Anyone who can surf the web knows white supremacists have a tendency to broadcast their views far and wide. As a social media community, the wolf packs may lack the tight organization and strategic command centers of organized crime or classic terrorist groups. But online, the wolf pack becomes real in the circulation and exchange of manifestos; the constant back and forth conversation reinforcing a sense of “us”; and the articulation of common language, where coded phrases like “high scores” mean lots and lots of killing. As virtual as these digital associations may be, they nonetheless effectively form real communities—common minds for the like-minded. Online sites must, thus, be taken seriously as the new venues where digital Klans gather, preparing for the next ride—even if they perform the actual ride alone.
Where critics need to focus instead is on sharpening the sense in which these online wolf packs can be said to be criminal communities like the Gambino or Lucchese crime families—communities who reveal their raison d’être in celebrating the latest shooting and/or their manifest intentions, as in the case of the El Paso shooter’s manifesto. Remember, The Godfather was just an innocent purveyor of olive oil.
As delicate a matter as it may be, we need a way to bring the white supremacist wolf-packs under something reflecting as much legislative imagination as the RICO laws did when they were first passed as a novel way to address organized crime. This statute was designed to enable prosecution of those who assisted in or enabled a crime, but who did not actually commit the crime in question. The degree of assistance or membership in a criminal enterprise seems to range widely, including ordering the crime to be done, financing its performance, harboring its perpetrator, sharing similar purposes and methods, and so on.
The door would seem at least to be open a crack to the use, or adaptation, of RICO principles against communities that enabled the commission of crimes, like the El Paso murders, by means of social media. Here, legal creativity would be required in order to make a convincing case that the “wolf pack” virtual online community—as represented, say, in “8Chan” postings and such—were sufficiently robust to reveal a pattern of activity that would invoke RICO, or a updated version designed to address this new context.
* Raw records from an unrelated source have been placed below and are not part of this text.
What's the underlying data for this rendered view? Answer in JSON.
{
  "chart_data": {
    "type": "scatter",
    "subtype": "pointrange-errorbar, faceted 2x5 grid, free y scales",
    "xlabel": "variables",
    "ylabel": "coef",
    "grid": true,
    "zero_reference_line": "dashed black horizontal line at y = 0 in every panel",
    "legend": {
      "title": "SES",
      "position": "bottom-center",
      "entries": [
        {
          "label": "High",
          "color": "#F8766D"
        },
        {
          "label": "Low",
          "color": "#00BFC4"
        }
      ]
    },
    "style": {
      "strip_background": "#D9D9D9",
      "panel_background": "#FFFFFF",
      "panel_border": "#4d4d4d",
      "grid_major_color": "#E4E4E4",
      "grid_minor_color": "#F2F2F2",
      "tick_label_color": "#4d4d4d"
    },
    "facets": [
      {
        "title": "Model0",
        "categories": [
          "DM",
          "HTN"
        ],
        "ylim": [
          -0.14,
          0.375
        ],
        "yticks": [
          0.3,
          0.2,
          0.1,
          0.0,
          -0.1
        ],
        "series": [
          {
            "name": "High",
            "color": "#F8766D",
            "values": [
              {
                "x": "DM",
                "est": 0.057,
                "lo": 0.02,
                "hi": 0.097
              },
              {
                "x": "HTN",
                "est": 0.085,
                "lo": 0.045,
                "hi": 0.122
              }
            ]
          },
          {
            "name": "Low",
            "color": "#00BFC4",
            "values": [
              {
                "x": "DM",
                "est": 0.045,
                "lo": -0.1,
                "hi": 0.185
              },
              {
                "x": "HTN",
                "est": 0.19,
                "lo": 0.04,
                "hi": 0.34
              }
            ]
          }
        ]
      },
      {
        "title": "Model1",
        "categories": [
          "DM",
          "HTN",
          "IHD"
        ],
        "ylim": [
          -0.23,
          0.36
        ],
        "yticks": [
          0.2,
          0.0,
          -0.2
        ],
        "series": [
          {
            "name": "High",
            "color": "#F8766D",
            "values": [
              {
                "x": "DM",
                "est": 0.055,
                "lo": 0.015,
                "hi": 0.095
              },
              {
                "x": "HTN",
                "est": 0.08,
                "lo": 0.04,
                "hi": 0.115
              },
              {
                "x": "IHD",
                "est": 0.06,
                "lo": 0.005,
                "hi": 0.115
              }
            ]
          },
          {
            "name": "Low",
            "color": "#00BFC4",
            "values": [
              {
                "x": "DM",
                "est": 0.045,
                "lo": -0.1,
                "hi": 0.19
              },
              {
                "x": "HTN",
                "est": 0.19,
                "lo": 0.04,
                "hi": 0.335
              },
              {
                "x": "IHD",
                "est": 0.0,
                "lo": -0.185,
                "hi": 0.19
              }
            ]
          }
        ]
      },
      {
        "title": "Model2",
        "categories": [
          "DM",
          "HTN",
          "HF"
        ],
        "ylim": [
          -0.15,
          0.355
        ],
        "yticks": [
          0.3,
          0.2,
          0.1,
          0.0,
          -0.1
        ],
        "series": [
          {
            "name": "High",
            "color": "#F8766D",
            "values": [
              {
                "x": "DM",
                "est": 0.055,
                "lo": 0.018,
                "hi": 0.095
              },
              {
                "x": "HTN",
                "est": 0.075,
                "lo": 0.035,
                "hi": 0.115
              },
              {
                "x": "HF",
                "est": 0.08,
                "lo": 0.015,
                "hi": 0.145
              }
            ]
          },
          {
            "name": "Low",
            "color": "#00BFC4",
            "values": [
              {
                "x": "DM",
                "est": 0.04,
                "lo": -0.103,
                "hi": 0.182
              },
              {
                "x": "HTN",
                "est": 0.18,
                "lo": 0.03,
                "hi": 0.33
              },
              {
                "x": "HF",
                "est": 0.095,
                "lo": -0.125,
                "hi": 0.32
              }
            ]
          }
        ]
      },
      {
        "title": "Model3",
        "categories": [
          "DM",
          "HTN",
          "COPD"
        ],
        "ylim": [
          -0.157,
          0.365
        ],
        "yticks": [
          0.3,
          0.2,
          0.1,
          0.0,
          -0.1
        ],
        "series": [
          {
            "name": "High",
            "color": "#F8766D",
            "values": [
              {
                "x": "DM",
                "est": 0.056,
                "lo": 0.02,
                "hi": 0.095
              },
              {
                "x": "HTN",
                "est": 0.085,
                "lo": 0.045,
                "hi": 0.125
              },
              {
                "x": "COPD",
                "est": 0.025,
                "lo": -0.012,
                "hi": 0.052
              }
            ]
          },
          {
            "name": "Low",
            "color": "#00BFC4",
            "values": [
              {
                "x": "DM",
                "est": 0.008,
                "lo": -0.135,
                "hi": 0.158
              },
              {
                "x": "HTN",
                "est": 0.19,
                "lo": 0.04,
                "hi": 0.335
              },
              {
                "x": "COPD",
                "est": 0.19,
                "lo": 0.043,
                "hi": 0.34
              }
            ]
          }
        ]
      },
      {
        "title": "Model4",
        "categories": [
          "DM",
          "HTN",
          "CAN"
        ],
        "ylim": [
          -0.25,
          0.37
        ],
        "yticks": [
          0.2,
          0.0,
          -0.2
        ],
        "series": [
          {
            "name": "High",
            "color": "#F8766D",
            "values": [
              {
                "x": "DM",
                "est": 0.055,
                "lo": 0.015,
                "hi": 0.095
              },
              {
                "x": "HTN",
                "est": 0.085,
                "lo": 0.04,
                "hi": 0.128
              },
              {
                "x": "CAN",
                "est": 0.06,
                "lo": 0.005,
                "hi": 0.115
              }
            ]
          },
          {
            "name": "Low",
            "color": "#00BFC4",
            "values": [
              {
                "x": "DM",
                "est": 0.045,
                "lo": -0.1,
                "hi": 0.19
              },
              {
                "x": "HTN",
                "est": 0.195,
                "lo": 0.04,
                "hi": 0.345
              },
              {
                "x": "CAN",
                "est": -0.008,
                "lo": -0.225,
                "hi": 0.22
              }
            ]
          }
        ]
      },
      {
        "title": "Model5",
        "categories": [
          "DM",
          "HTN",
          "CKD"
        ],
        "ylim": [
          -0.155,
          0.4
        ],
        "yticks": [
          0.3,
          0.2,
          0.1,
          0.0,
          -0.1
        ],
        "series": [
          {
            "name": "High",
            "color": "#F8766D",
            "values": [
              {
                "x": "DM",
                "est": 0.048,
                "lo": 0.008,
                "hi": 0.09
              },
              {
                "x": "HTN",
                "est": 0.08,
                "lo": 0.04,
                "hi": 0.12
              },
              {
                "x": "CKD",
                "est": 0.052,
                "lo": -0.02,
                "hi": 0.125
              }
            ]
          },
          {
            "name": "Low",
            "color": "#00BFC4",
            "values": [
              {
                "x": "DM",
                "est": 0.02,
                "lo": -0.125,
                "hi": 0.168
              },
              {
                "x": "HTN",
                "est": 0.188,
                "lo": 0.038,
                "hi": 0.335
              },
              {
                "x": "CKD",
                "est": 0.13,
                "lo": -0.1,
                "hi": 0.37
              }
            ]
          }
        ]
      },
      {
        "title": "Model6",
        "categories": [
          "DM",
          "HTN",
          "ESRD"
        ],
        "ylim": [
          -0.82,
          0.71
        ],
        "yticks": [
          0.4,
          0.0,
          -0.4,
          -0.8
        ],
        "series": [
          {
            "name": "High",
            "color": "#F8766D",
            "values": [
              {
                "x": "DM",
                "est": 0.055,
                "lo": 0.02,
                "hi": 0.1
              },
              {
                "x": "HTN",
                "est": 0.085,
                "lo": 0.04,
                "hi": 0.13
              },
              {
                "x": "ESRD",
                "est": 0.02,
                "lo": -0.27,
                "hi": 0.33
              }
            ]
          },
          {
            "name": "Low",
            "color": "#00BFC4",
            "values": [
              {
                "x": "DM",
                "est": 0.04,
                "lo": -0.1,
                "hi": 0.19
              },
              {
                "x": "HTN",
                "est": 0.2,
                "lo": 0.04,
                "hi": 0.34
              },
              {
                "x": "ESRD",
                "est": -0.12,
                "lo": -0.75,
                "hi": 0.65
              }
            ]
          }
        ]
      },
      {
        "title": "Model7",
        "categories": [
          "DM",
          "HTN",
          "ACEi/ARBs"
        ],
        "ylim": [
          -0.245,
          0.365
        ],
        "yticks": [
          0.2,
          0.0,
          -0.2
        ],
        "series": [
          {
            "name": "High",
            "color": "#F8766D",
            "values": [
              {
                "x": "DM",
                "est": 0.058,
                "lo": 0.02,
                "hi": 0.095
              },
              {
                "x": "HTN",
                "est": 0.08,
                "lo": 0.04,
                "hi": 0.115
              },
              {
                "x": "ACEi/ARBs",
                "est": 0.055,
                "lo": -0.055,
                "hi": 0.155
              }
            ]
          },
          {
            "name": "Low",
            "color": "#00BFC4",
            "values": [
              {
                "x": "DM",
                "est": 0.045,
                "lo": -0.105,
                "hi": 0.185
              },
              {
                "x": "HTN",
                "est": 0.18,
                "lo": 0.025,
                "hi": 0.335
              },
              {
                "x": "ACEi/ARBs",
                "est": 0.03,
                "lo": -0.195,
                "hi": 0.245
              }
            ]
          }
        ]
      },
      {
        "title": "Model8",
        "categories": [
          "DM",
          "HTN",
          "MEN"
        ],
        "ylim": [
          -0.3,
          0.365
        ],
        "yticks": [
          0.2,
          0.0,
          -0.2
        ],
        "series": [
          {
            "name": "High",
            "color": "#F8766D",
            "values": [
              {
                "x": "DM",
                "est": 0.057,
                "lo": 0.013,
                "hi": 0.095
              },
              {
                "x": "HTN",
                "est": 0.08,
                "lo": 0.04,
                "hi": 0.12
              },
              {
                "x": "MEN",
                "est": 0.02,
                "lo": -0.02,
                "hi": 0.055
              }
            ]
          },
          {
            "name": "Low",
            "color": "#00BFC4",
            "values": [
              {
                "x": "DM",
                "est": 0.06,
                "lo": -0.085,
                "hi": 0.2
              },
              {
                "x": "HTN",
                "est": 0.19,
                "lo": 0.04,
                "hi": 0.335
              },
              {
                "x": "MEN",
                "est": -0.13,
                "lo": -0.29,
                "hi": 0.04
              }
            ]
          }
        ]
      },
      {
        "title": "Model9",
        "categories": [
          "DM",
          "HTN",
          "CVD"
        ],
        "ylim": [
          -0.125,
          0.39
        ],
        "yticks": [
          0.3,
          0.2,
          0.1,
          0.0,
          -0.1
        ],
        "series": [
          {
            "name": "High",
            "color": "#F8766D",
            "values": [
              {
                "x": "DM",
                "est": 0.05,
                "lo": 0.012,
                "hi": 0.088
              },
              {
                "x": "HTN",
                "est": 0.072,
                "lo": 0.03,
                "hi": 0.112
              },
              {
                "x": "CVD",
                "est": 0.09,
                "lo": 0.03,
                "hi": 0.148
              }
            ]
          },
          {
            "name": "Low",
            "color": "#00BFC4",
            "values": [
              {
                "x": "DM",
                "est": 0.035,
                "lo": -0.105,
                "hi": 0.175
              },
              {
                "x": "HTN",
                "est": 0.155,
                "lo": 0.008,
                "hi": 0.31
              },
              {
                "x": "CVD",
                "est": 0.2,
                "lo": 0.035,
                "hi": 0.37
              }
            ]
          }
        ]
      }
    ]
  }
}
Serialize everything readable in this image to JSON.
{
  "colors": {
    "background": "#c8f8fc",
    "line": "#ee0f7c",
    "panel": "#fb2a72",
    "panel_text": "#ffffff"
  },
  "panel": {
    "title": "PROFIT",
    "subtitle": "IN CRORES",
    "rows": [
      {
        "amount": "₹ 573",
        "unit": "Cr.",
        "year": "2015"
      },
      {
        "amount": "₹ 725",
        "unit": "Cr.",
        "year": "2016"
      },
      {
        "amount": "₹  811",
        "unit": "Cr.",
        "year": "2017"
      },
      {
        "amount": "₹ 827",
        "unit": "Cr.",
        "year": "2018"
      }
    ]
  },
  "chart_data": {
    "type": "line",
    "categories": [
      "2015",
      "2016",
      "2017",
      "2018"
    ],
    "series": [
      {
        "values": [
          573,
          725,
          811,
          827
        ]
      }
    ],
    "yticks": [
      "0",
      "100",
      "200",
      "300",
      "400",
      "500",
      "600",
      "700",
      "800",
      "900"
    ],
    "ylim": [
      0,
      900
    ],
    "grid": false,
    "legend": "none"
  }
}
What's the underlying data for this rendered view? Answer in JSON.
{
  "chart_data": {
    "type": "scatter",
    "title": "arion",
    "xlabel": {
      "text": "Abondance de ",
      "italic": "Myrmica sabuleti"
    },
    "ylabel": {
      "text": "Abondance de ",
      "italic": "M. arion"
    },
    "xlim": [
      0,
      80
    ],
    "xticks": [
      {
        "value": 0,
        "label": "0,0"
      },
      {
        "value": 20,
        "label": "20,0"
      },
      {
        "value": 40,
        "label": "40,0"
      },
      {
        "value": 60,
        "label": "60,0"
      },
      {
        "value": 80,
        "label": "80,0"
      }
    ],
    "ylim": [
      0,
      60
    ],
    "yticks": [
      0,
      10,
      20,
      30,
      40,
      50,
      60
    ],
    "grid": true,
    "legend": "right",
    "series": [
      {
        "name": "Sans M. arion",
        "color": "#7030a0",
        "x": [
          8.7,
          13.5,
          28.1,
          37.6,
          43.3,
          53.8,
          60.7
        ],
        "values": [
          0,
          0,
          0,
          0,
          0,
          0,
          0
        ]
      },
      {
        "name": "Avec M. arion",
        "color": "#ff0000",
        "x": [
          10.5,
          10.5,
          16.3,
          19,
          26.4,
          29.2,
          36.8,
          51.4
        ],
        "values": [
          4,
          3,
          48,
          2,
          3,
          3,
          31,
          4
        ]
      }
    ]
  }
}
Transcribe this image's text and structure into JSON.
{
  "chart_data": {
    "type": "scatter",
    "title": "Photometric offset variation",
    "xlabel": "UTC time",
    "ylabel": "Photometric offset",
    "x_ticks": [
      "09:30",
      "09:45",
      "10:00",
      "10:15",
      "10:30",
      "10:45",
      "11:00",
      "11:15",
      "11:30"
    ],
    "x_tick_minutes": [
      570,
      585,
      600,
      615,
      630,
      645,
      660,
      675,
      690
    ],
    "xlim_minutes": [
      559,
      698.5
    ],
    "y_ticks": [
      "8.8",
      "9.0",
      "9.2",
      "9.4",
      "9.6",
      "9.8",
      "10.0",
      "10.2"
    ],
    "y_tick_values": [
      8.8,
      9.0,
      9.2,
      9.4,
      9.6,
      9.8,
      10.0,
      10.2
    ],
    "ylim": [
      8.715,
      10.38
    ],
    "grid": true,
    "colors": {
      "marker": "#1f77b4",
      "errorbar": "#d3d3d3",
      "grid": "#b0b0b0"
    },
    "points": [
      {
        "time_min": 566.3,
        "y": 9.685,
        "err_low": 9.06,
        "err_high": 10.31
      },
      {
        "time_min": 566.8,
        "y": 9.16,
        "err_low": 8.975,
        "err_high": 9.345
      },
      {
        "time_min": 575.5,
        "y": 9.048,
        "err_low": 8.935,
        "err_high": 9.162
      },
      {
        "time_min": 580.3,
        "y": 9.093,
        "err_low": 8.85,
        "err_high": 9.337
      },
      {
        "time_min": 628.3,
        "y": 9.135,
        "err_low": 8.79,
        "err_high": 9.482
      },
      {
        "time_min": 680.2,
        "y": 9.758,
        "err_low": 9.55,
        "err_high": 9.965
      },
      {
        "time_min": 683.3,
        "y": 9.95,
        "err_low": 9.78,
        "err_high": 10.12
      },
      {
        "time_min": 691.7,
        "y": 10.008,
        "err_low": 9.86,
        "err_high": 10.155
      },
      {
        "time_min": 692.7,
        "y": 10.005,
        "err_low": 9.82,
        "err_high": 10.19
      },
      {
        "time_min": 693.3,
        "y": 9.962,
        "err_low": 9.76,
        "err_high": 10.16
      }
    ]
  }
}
In dealing with the “wolf pack,” there’s no need to transgress constitutionally guaranteed rights any more than the pursuit of the Mafia has. We know how to ferret out carefully concealed crimes without destroying the values we’re trying to safeguard. The key to successfully bringing these so-called “lone wolves” under the law requires us to grasp the reality of the criminal activities of these virtual communities and to see them for what they are: “wolf packs.” As G. Robert Blakey, who wrote the RICO statute, told the Washington Post‘s Katie Mettler, using RICO to investigate white extremist groups without violating the First Amendment wouldn’t be “easy,” but there’s “no excuse” not to try.